Light Chaser Animation/Warner Bros’ White Snake continued to gain traction in its third week and climbed one place further to second, taking in $19m which was more than its second week gross. Standing at $42.6m after 17 days, it has become the fifth biggest local animation, after Monkey King: Hero Is Back, Boonie Bears: The Big Shrink, Bigfish & Begonia and Boonie Bears: Entangled Worlds.

After staying top for three weeks, Paramount’s Transformers prequel Bumblebee dropped to third with $17m for $151.1m after 24 days. China is the film’s top foreign market by a large margin, even bigger than North America by about 25%.

Sony’s psychological thriller Escape Room maintained in fourth with $13.3m for $21.6m after 10 days, while The Big Shot, the Chinese remake of 2015 Korean crime thriller Veteran, has become the biggest film for Chinese actor Wang Qianyuan when it earned $9.2m for $47.8m after 18 days.

Boonie Bears: Blast Into The Past from popular local animated franchise added $3.5m for $5.6m based on previews only.

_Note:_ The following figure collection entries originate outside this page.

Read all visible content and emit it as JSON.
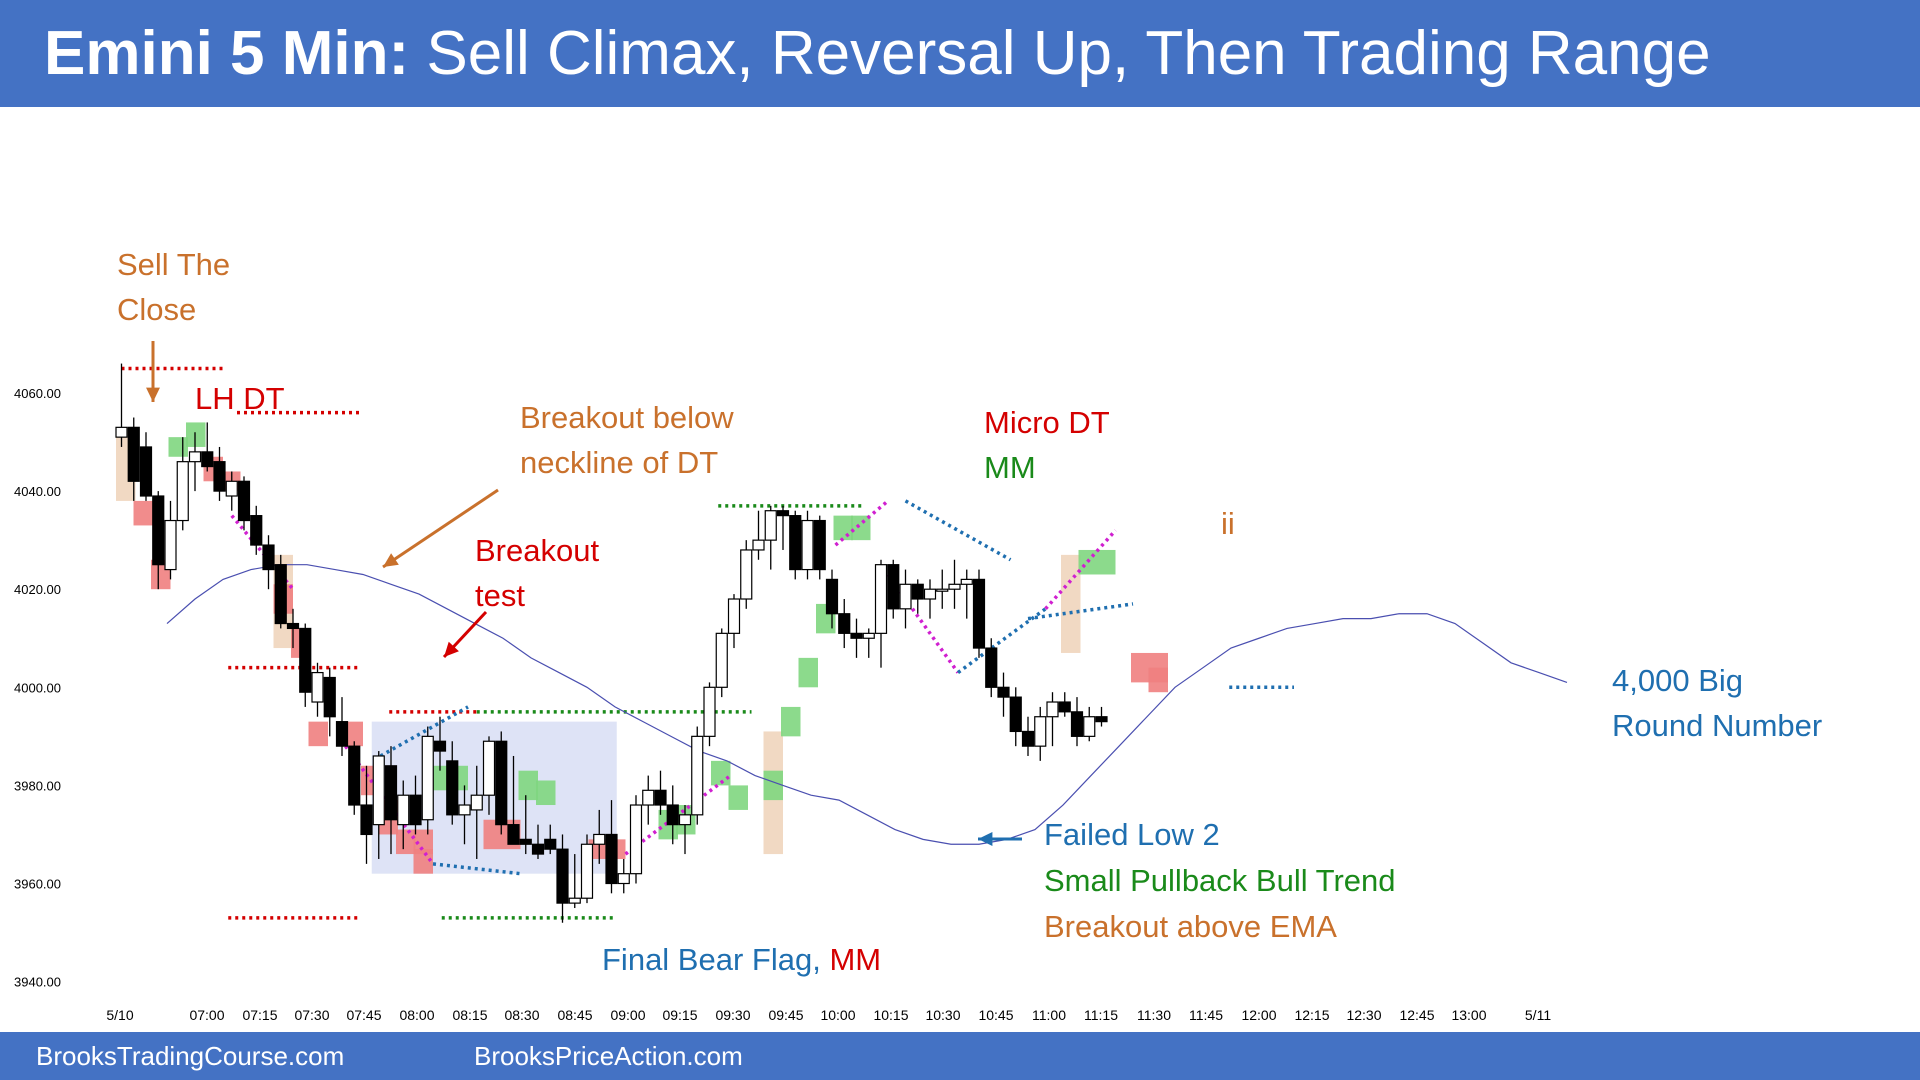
{
  "title": {
    "prefix": "Emini 5 Min:",
    "text": "Sell Climax, Reversal Up, Then Trading Range"
  },
  "footer": {
    "left": "BrooksTradingCourse.com",
    "right": "BrooksPriceAction.com"
  },
  "colors": {
    "banner": "#4472c4",
    "bull_body": "#ffffff",
    "bear_body": "#000000",
    "ema": "#4a4fb0",
    "red_box": "#f08080",
    "green_box": "#7fd67f",
    "tan_box": "#f0d5bd",
    "trading_range": "#d8def5",
    "orange": "#c9712c",
    "red": "#d40000",
    "green": "#1a8a1a",
    "blue": "#1f6fb0",
    "magenta": "#d020d0"
  },
  "chart_data": {
    "type": "candlestick",
    "title": "",
    "xlabel": "",
    "ylabel": "",
    "ylim": [
      3940,
      4065
    ],
    "y_ticks": [
      "4060.00",
      "4040.00",
      "4020.00",
      "4000.00",
      "3980.00",
      "3960.00",
      "3940.00"
    ],
    "x_ticks": [
      "5/10",
      "07:00",
      "07:15",
      "07:30",
      "07:45",
      "08:00",
      "08:15",
      "08:30",
      "08:45",
      "09:00",
      "09:15",
      "09:30",
      "09:45",
      "10:00",
      "10:15",
      "10:30",
      "10:45",
      "11:00",
      "11:15",
      "11:30",
      "11:45",
      "12:00",
      "12:15",
      "12:30",
      "12:45",
      "13:00",
      "5/11"
    ],
    "bar_index_of_first_tick": 0,
    "bars_per_tick": 3,
    "candles": [
      {
        "o": 4051,
        "h": 4066,
        "l": 4049,
        "c": 4053
      },
      {
        "o": 4053,
        "h": 4055,
        "l": 4038,
        "c": 4042
      },
      {
        "o": 4049,
        "h": 4052,
        "l": 4038,
        "c": 4039
      },
      {
        "o": 4039,
        "h": 4040,
        "l": 4020,
        "c": 4025
      },
      {
        "o": 4024,
        "h": 4038,
        "l": 4022,
        "c": 4034
      },
      {
        "o": 4034,
        "h": 4051,
        "l": 4032,
        "c": 4046
      },
      {
        "o": 4046,
        "h": 4052,
        "l": 4040,
        "c": 4048
      },
      {
        "o": 4048,
        "h": 4054,
        "l": 4044,
        "c": 4045
      },
      {
        "o": 4046,
        "h": 4049,
        "l": 4038,
        "c": 4040
      },
      {
        "o": 4039,
        "h": 4044,
        "l": 4036,
        "c": 4042
      },
      {
        "o": 4042,
        "h": 4043,
        "l": 4032,
        "c": 4034
      },
      {
        "o": 4035,
        "h": 4037,
        "l": 4027,
        "c": 4029
      },
      {
        "o": 4029,
        "h": 4031,
        "l": 4020,
        "c": 4024
      },
      {
        "o": 4025,
        "h": 4027,
        "l": 4012,
        "c": 4013
      },
      {
        "o": 4013,
        "h": 4016,
        "l": 4008,
        "c": 4012
      },
      {
        "o": 4012,
        "h": 4013,
        "l": 3996,
        "c": 3999
      },
      {
        "o": 3997,
        "h": 4005,
        "l": 3994,
        "c": 4003
      },
      {
        "o": 4002,
        "h": 4004,
        "l": 3990,
        "c": 3994
      },
      {
        "o": 3993,
        "h": 3998,
        "l": 3986,
        "c": 3988
      },
      {
        "o": 3988,
        "h": 3989,
        "l": 3974,
        "c": 3976
      },
      {
        "o": 3976,
        "h": 3984,
        "l": 3964,
        "c": 3970
      },
      {
        "o": 3972,
        "h": 3987,
        "l": 3965,
        "c": 3986
      },
      {
        "o": 3984,
        "h": 3988,
        "l": 3966,
        "c": 3973
      },
      {
        "o": 3972,
        "h": 3981,
        "l": 3967,
        "c": 3978
      },
      {
        "o": 3978,
        "h": 3982,
        "l": 3970,
        "c": 3972
      },
      {
        "o": 3973,
        "h": 3992,
        "l": 3970,
        "c": 3990
      },
      {
        "o": 3989,
        "h": 3994,
        "l": 3983,
        "c": 3987
      },
      {
        "o": 3985,
        "h": 3989,
        "l": 3972,
        "c": 3974
      },
      {
        "o": 3974,
        "h": 3980,
        "l": 3968,
        "c": 3976
      },
      {
        "o": 3975,
        "h": 3984,
        "l": 3965,
        "c": 3978
      },
      {
        "o": 3978,
        "h": 3990,
        "l": 3974,
        "c": 3989
      },
      {
        "o": 3989,
        "h": 3991,
        "l": 3970,
        "c": 3972
      },
      {
        "o": 3972,
        "h": 3986,
        "l": 3968,
        "c": 3968
      },
      {
        "o": 3969,
        "h": 3978,
        "l": 3966,
        "c": 3968
      },
      {
        "o": 3968,
        "h": 3972,
        "l": 3965,
        "c": 3966
      },
      {
        "o": 3969,
        "h": 3972,
        "l": 3966,
        "c": 3967
      },
      {
        "o": 3967,
        "h": 3970,
        "l": 3952,
        "c": 3956
      },
      {
        "o": 3956,
        "h": 3966,
        "l": 3955,
        "c": 3957
      },
      {
        "o": 3957,
        "h": 3970,
        "l": 3956,
        "c": 3968
      },
      {
        "o": 3968,
        "h": 3975,
        "l": 3964,
        "c": 3970
      },
      {
        "o": 3970,
        "h": 3977,
        "l": 3958,
        "c": 3960
      },
      {
        "o": 3960,
        "h": 3965,
        "l": 3958,
        "c": 3962
      },
      {
        "o": 3962,
        "h": 3978,
        "l": 3960,
        "c": 3976
      },
      {
        "o": 3976,
        "h": 3982,
        "l": 3972,
        "c": 3979
      },
      {
        "o": 3979,
        "h": 3983,
        "l": 3974,
        "c": 3976
      },
      {
        "o": 3976,
        "h": 3980,
        "l": 3968,
        "c": 3972
      },
      {
        "o": 3972,
        "h": 3976,
        "l": 3966,
        "c": 3974
      },
      {
        "o": 3974,
        "h": 3992,
        "l": 3972,
        "c": 3990
      },
      {
        "o": 3990,
        "h": 4001,
        "l": 3988,
        "c": 4000
      },
      {
        "o": 4000,
        "h": 4012,
        "l": 3998,
        "c": 4011
      },
      {
        "o": 4011,
        "h": 4019,
        "l": 4008,
        "c": 4018
      },
      {
        "o": 4018,
        "h": 4030,
        "l": 4016,
        "c": 4028
      },
      {
        "o": 4028,
        "h": 4036,
        "l": 4026,
        "c": 4030
      },
      {
        "o": 4030,
        "h": 4037,
        "l": 4024,
        "c": 4036
      },
      {
        "o": 4036,
        "h": 4037,
        "l": 4028,
        "c": 4035
      },
      {
        "o": 4035,
        "h": 4036,
        "l": 4022,
        "c": 4024
      },
      {
        "o": 4024,
        "h": 4036,
        "l": 4022,
        "c": 4034
      },
      {
        "o": 4034,
        "h": 4035,
        "l": 4022,
        "c": 4024
      },
      {
        "o": 4022,
        "h": 4024,
        "l": 4012,
        "c": 4015
      },
      {
        "o": 4015,
        "h": 4018,
        "l": 4008,
        "c": 4011
      },
      {
        "o": 4011,
        "h": 4014,
        "l": 4006,
        "c": 4010
      },
      {
        "o": 4010,
        "h": 4012,
        "l": 4006,
        "c": 4011
      },
      {
        "o": 4011,
        "h": 4026,
        "l": 4004,
        "c": 4025
      },
      {
        "o": 4025,
        "h": 4026,
        "l": 4014,
        "c": 4016
      },
      {
        "o": 4016,
        "h": 4024,
        "l": 4012,
        "c": 4021
      },
      {
        "o": 4021,
        "h": 4022,
        "l": 4015,
        "c": 4018
      },
      {
        "o": 4018,
        "h": 4022,
        "l": 4014,
        "c": 4020
      },
      {
        "o": 4020,
        "h": 4024,
        "l": 4016,
        "c": 4020
      },
      {
        "o": 4020,
        "h": 4026,
        "l": 4016,
        "c": 4021
      },
      {
        "o": 4021,
        "h": 4024,
        "l": 4014,
        "c": 4022
      },
      {
        "o": 4022,
        "h": 4024,
        "l": 4006,
        "c": 4008
      },
      {
        "o": 4008,
        "h": 4010,
        "l": 3998,
        "c": 4000
      },
      {
        "o": 4000,
        "h": 4003,
        "l": 3994,
        "c": 3998
      },
      {
        "o": 3998,
        "h": 4000,
        "l": 3988,
        "c": 3991
      },
      {
        "o": 3991,
        "h": 3994,
        "l": 3986,
        "c": 3988
      },
      {
        "o": 3988,
        "h": 3996,
        "l": 3985,
        "c": 3994
      },
      {
        "o": 3994,
        "h": 3999,
        "l": 3988,
        "c": 3997
      },
      {
        "o": 3997,
        "h": 3999,
        "l": 3994,
        "c": 3995
      },
      {
        "o": 3995,
        "h": 3998,
        "l": 3988,
        "c": 3990
      },
      {
        "o": 3990,
        "h": 3996,
        "l": 3989,
        "c": 3994
      },
      {
        "o": 3994,
        "h": 3996,
        "l": 3992,
        "c": 3993
      }
    ],
    "ema": [
      4013,
      4018,
      4022,
      4024,
      4025,
      4025,
      4024,
      4023,
      4021,
      4019,
      4016,
      4013,
      4010,
      4006,
      4003,
      4000,
      3996,
      3993,
      3990,
      3987,
      3985,
      3982,
      3980,
      3978,
      3977,
      3974,
      3971,
      3969,
      3968,
      3968,
      3969,
      3971,
      3976,
      3982,
      3988,
      3994,
      4000,
      4004,
      4008,
      4010,
      4012,
      4013,
      4014,
      4014,
      4015,
      4015,
      4013,
      4009,
      4005,
      4003,
      4001
    ],
    "annotations": [
      {
        "text_lines": [
          "Sell The",
          "Close"
        ],
        "color": "orange"
      },
      {
        "text_lines": [
          "LH DT"
        ],
        "color": "red"
      },
      {
        "text_lines": [
          "Breakout below",
          "neckline of DT"
        ],
        "color": "orange"
      },
      {
        "text_lines": [
          "Breakout",
          "test"
        ],
        "color": "red"
      },
      {
        "text_lines": [
          "Micro DT"
        ],
        "color": "red"
      },
      {
        "text_lines": [
          "MM"
        ],
        "color": "green"
      },
      {
        "text_lines": [
          "ii"
        ],
        "color": "orange"
      },
      {
        "text_lines": [
          "4,000 Big",
          "Round Number"
        ],
        "color": "blue"
      },
      {
        "text_lines": [
          "Failed Low 2"
        ],
        "color": "blue"
      },
      {
        "text_lines": [
          "Small Pullback Bull Trend"
        ],
        "color": "green"
      },
      {
        "text_lines": [
          "Breakout above EMA"
        ],
        "color": "orange"
      },
      {
        "text_lines": [
          "Final Bear Flag,",
          "MM"
        ],
        "colors": [
          "blue",
          "red"
        ]
      }
    ]
  }
}
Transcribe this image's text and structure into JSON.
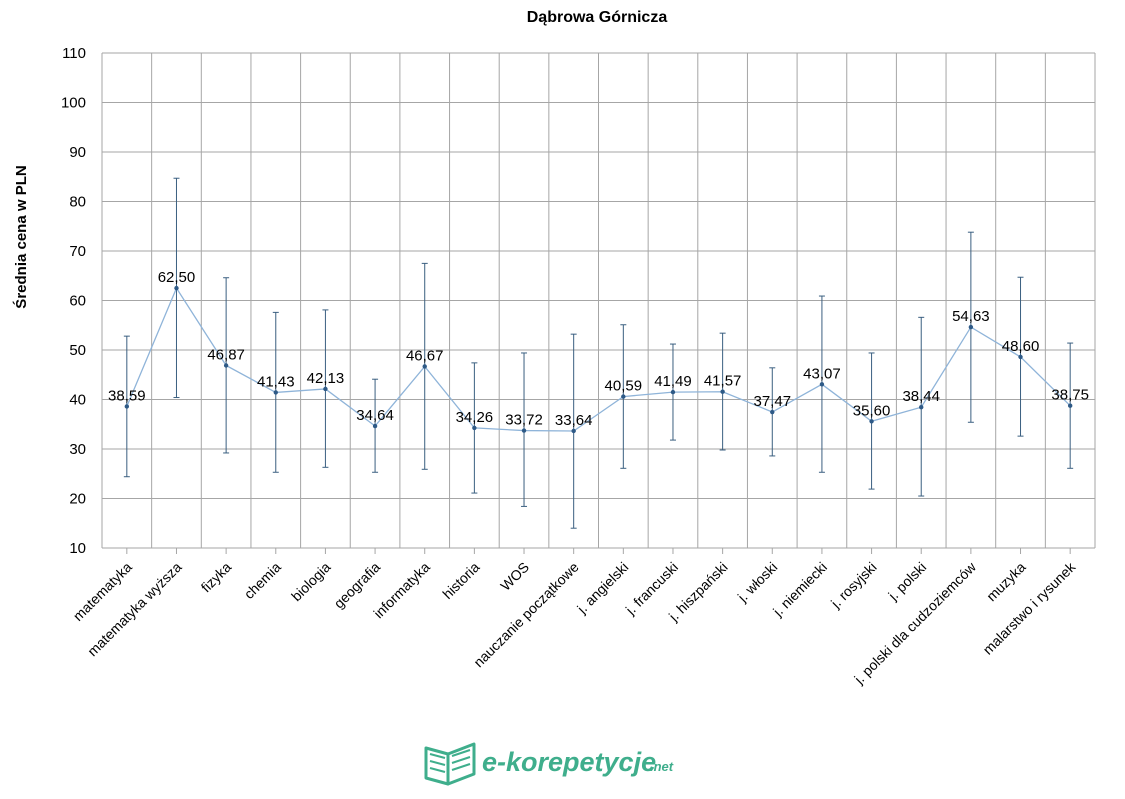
{
  "chart_data": {
    "type": "line",
    "title": "Dąbrowa Górnicza",
    "xlabel": "",
    "ylabel": "Średnia cena w PLN",
    "ylim": [
      10,
      110
    ],
    "yticks": [
      "10",
      "20",
      "30",
      "40",
      "50",
      "60",
      "70",
      "80",
      "90",
      "100",
      "110"
    ],
    "grid": true,
    "legend": "none",
    "categories": [
      "matematyka",
      "matematyka wyższa",
      "fizyka",
      "chemia",
      "biologia",
      "geografia",
      "informatyka",
      "historia",
      "WOS",
      "nauczanie początkowe",
      "j. angielski",
      "j. francuski",
      "j. hiszpański",
      "j. włoski",
      "j. niemiecki",
      "j. rosyjski",
      "j. polski",
      "j. polski dla cudzoziemców",
      "muzyka",
      "malarstwo i rysunek"
    ],
    "series": [
      {
        "name": "Średnia cena w PLN",
        "values": [
          38.59,
          62.5,
          46.87,
          41.43,
          42.13,
          34.64,
          46.67,
          34.26,
          33.72,
          33.64,
          40.59,
          41.49,
          41.57,
          37.47,
          43.07,
          35.6,
          38.44,
          54.63,
          48.6,
          38.75
        ],
        "labels": [
          "38,59",
          "62,50",
          "46,87",
          "41,43",
          "42,13",
          "34,64",
          "46,67",
          "34,26",
          "33,72",
          "33,64",
          "40,59",
          "41,49",
          "41,57",
          "37,47",
          "43,07",
          "35,60",
          "38,44",
          "54,63",
          "48,60",
          "38,75"
        ],
        "error_low": [
          24.4,
          40.4,
          29.2,
          25.3,
          26.3,
          25.3,
          25.9,
          21.1,
          18.4,
          14.0,
          26.1,
          31.8,
          29.8,
          28.6,
          25.3,
          21.9,
          20.5,
          35.4,
          32.6,
          26.1
        ],
        "error_high": [
          52.8,
          84.7,
          64.6,
          57.6,
          58.1,
          44.1,
          67.5,
          47.4,
          49.4,
          53.2,
          55.1,
          51.2,
          53.4,
          46.4,
          60.9,
          49.4,
          56.6,
          73.8,
          64.7,
          51.4
        ]
      }
    ]
  },
  "branding": {
    "logo_text": "e-korepetycje",
    "logo_suffix": ".net"
  },
  "colors": {
    "line": "#8fb4d9",
    "marker": "#2e5a87",
    "error_bar": "#3a5f80",
    "grid": "#a6a6a6",
    "logo": "#3fae8c"
  }
}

It was followed by post-apocalyptic Mortal Engines on $2.4m for $6.5m; Herman Yau’s Hong Kong housing comedy A Home With A View on $1.9m for $3.7m; Columbia Pictures/Bona Film Group’s family film A Dog’s Way Home on $1.6m for $4.5m; and local animation Dragon Force – Rise Of Ultraman on $1.1m for $3.1m, all after 10 days. 

With just one more week to go before Chinese New Year, the Chinese audiences can hardly wait to catch the festive tentpoles. Pre-sales have started, with Crazy Alien, Pegasus and The New King Of Comedy leading the pack in the top three so far.